MULTIFOCAL INTRAOCULAR LENSES (IOLS)
The AcrySof® IQ ReSTOR® IOL is an intraocular lens that provides good near, intermediate and distance vision for patients who want to significantly decrease their dependence on glasses or contacts after undergoing cataract surgery.
The biconvex optic of the ReSTOR IOL is shaped during a process known as apodized diffraction. Apodized diffraction provides the patient with an increased depth of focus.
- Unlike other IOLs that are made of silicone or hard plastic, the AcrySof® IQ ReSTOR® IOL is a soft, foldable acrylic lens.
- There is no need for stitches because a smaller incision is made in the eye.
- The ReSTOR IOL corrects for both cataracts and presbyopia.
- The implant filters blue light without affecting the quality of vision.
TORIC IOLS FOR ASTIGMATISM
Intraocular lenses are used during cataract surgery to replace the damaged lens of the eye with an implant that clears up and corrects vision, oftentimes leaving patients with little to no dependence on glasses.

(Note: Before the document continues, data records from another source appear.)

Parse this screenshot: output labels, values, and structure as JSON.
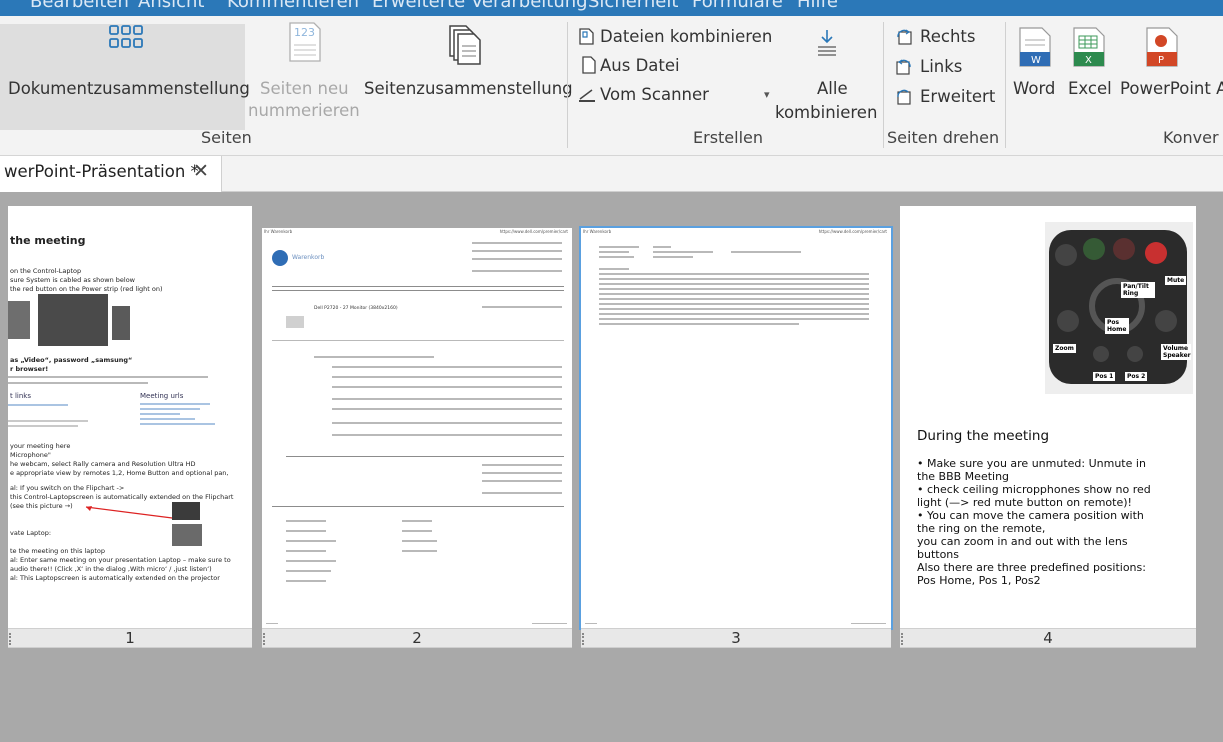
{
  "menubar": {
    "items": [
      "Bearbeiten",
      "Ansicht",
      "Kommentieren",
      "Erweiterte Verarbeitung",
      "Sicherheit",
      "Formulare",
      "Hilfe"
    ]
  },
  "ribbon": {
    "seiten": {
      "dokumentzusammenstellung": "Dokumentzusammenstellung",
      "seiten_neu_line1": "Seiten neu",
      "seiten_neu_line2": "nummerieren",
      "seitenzusammenstellung": "Seitenzusammenstellung",
      "group_label": "Seiten"
    },
    "erstellen": {
      "dateien_kombinieren": "Dateien kombinieren",
      "aus_datei": "Aus Datei",
      "vom_scanner": "Vom Scanner",
      "alle_line1": "Alle",
      "alle_line2": "kombinieren",
      "group_label": "Erstellen"
    },
    "drehen": {
      "rechts": "Rechts",
      "links": "Links",
      "erweitert": "Erweitert",
      "group_label": "Seiten drehen"
    },
    "konvert": {
      "word": "Word",
      "excel": "Excel",
      "powerpoint": "PowerPoint A",
      "group_label": "Konver",
      "word_letter": "W",
      "excel_letter": "X",
      "ppt_letter": "P"
    },
    "accent": "#2b78b8"
  },
  "tab": {
    "title": "werPoint-Präsentation *",
    "close": "✕"
  },
  "pages": {
    "numbers": [
      "1",
      "2",
      "3",
      "4"
    ],
    "selected_index": 3,
    "p1": {
      "heading": "the meeting",
      "lines": [
        "on the Control-Laptop",
        "sure System is cabled as shown below",
        "the red button on the Power strip (red light on)",
        "as „Video“, password „samsung“",
        "r browser!",
        "t links",
        "Meeting urls",
        "your meeting here",
        "Microphone\"",
        "he webcam, select Rally camera and Resolution Ultra HD",
        "e appropriate view by remotes 1,2, Home Button and optional pan,",
        "al: If you switch on the Flipchart ->",
        "this Control-Laptopscreen is automatically extended on the Flipchart",
        "(see this picture →)",
        "vate Laptop:",
        "te the meeting on this laptop",
        "al: Enter same meeting on your presentation Laptop – make sure to",
        "audio there!! (Click ‚X‘ in the dialog ‚With micro‘ / ‚just listen‘)",
        "al: This Laptopscreen is automatically extended on the projector"
      ]
    },
    "p2": {
      "header_left": "Ihr Warenkorb",
      "header_right": "https://www.dell.com/premier/cart",
      "brand": "Warenkorb",
      "item": "Dell P2720 - 27 Monitor (3840x2160)"
    },
    "p3": {
      "header_left": "Ihr Warenkorb",
      "header_right": "https://www.dell.com/premier/cart"
    },
    "p4": {
      "heading": "During the meeting",
      "bullets": [
        "• Make sure you are unmuted: Unmute in",
        "   the BBB Meeting",
        "• check ceiling micropphones show no red",
        "   light (—> red mute button on remote)!",
        "• You can move the camera position with",
        "   the ring on the remote,",
        "   you can zoom in and out with the lens",
        "   buttons",
        "   Also there are three predefined positions:",
        "   Pos Home, Pos 1, Pos2"
      ],
      "remote_labels": {
        "mute": "Mute",
        "pantilt": "Pan/Tilt Ring",
        "poshome": "Pos Home",
        "zoom": "Zoom",
        "volume": "Volume Speaker",
        "pos1": "Pos 1",
        "pos2": "Pos 2"
      }
    }
  }
}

Up until now, patients with astigmatism did not have the same opportunities that other cataract patients have had in correcting their condition with the types of IOL lenses that were available. Typically, the astigmatic patient would need an additional surgical procedure, such as refractive surgery or LASIK, to correct their vision after the procedure. If the patient did not want to undergo another surgical procedure, the only option for correction would be the use of either contact lenses or glasses to address their astigmatism.
Toric IOLs are able to accommodate for the condition of astigmatism. Toric IOLs are specially designed to correct astigmatism along with overall vision during cataract surgery, offering complete vision correction.
Risks of Cataract Surgery
While cataract surgery is a common procedure and is considered quite safe, any surgery poses risks to the patient. In the case of cataract surgery, there is a slightly increased risk of retinal detachment, a painless but dangerous condition. Other risks of cataract surgery may include bleeding or infection.
Recovery from Cataract Surgery
After the operation, the eye is usually covered with a patch. Itching and mild discomfort after cataract surgery are normal and usually disappear within a few days.
For a few days after surgery, the patient uses prescribed eye drops to assist in the healing process and to decrease the risk of infection. Patients should refrain from rubbing the eyes, bending and heavy lifting for several days. In most cases, complete healing takes place within eight weeks.